I was reading The Globe and Mail the other day, and I came across an interesting piece. I generally read almost everything I can get my hands on, but I don't always go out of my way to acquire something like The Globe and Mail. If it's in front of me, though, I will read it.
This particular column, by a journalist I know nothing about, commenting on an author I've never heard of, is maybe not something the average person would read. I'm including the link, however, and ask that you read the column. The presentation of the column itself is a bit messy and unattractive (surely The Globe and Mail could clean that up), but please, indulge me:
All done? Okay, so, my initial reaction, and perhaps yours as well, was quite visceral. I'm not a writer of children's stories, but dude, those comments were really quite offensive. And on the first read through, following that initial gut reaction, I could completely understand how the children's authors of Britain (as referred to) could also, and more legitimately, feel insulted and offended.
Until I got to this sentence: For whom does one write?
And then, further along, this: The best advice to writers is never to wonder for a second for whom one writes, to write only the book that one wants to read.
This is the crux upon which I have always based my own writing. From the moment I decided to pick up my Pilot pen and apply it to that first yellow legal pad, it was, and ever has been, my intention to write the book(s) I want to read. There is no other compelling reason for me to write. I love to read, and there are certain books I devour hungrily, certain books I savour, certain books which, like the promise of a good meal which has been prepared poorly, do not live up to their potential, and other books which one glance shows they are not worth even sampling. There are books I can't get into, books I won't get into, and books I can't wait to get into.
I have noted that the books I devour, the ones I hunger for, others also devour and hunger for. I'm sure that seems an almost fatuous and redundant comment; the thing is, if I write what I want to read, and what I want to read others do as well...well, you get the point.

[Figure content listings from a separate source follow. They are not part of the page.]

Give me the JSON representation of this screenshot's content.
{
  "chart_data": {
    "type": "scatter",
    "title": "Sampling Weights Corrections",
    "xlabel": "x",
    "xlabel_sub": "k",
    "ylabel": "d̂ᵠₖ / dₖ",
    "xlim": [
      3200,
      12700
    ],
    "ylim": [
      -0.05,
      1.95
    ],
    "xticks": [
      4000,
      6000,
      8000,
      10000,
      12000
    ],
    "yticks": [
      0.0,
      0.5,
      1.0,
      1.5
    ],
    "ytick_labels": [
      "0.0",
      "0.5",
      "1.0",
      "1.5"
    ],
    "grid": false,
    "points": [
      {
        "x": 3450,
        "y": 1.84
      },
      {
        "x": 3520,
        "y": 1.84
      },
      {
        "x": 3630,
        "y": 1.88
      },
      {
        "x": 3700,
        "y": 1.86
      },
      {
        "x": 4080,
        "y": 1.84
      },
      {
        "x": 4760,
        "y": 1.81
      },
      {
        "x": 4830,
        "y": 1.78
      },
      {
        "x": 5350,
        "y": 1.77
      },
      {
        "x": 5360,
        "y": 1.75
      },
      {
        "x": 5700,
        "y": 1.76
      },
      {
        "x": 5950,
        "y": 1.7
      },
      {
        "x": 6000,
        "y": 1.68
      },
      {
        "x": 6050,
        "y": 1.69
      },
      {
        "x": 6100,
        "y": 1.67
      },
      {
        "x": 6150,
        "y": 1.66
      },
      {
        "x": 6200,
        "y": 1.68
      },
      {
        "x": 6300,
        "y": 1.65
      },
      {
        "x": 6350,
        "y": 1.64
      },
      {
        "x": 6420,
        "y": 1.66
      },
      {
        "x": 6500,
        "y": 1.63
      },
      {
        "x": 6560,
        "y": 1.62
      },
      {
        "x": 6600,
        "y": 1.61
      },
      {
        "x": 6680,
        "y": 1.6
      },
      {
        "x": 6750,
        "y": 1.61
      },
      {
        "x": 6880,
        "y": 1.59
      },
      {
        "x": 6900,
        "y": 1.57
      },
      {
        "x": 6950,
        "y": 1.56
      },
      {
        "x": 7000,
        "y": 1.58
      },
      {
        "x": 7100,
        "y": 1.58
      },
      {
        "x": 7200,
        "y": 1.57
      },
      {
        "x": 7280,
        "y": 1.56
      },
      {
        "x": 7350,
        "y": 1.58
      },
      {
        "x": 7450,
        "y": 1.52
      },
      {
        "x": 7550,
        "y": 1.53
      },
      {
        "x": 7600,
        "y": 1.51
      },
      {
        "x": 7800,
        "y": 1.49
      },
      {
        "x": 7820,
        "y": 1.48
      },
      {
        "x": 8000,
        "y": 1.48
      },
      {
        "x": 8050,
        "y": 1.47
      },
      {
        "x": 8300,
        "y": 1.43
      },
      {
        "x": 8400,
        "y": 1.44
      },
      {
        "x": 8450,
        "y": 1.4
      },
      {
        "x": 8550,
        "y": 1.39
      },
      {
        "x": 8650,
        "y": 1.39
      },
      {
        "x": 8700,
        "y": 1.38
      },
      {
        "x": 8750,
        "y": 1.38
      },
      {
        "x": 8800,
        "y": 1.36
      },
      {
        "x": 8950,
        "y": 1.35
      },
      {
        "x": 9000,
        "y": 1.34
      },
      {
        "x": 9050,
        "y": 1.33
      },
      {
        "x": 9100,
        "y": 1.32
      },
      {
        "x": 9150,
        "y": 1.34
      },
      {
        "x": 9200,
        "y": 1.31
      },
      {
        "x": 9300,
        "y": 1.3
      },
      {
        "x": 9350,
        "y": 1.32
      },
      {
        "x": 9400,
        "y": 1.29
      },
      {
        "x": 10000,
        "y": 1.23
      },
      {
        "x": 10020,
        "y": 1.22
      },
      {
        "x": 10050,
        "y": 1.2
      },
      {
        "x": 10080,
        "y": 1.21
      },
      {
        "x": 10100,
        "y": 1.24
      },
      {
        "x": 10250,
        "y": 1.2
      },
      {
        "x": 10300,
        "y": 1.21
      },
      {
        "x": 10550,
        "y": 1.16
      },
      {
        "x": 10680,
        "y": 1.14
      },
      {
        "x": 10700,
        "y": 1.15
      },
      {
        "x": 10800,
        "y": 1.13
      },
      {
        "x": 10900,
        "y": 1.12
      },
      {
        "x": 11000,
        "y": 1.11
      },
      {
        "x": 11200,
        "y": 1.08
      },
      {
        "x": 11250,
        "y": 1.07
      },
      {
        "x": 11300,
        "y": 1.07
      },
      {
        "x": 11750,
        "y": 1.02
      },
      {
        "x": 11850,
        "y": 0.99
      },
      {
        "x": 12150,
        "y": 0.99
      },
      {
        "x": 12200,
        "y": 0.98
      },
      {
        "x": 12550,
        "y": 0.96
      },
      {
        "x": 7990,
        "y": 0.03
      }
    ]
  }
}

Every writer is different, a unique creature with a unique voice (or so one hopes). I ended up re-reading this column, and afterward felt that the point made was hugely relevant. Had I read the original piece, by the author I'd never heard of, I may have reacted in the same manner as those (particularly sensitive) children's lit authors. But I didn't, on both points, and quite frankly, I'm happy not to have. Not because their feelings were irrational or misplaced, but because mine might have been.
I think it's important to know your audience, yes. But I think it's more important to know why you write. And if you understand your motivation, you should have no need to defend it, yourself, or your work. No need whatsoever.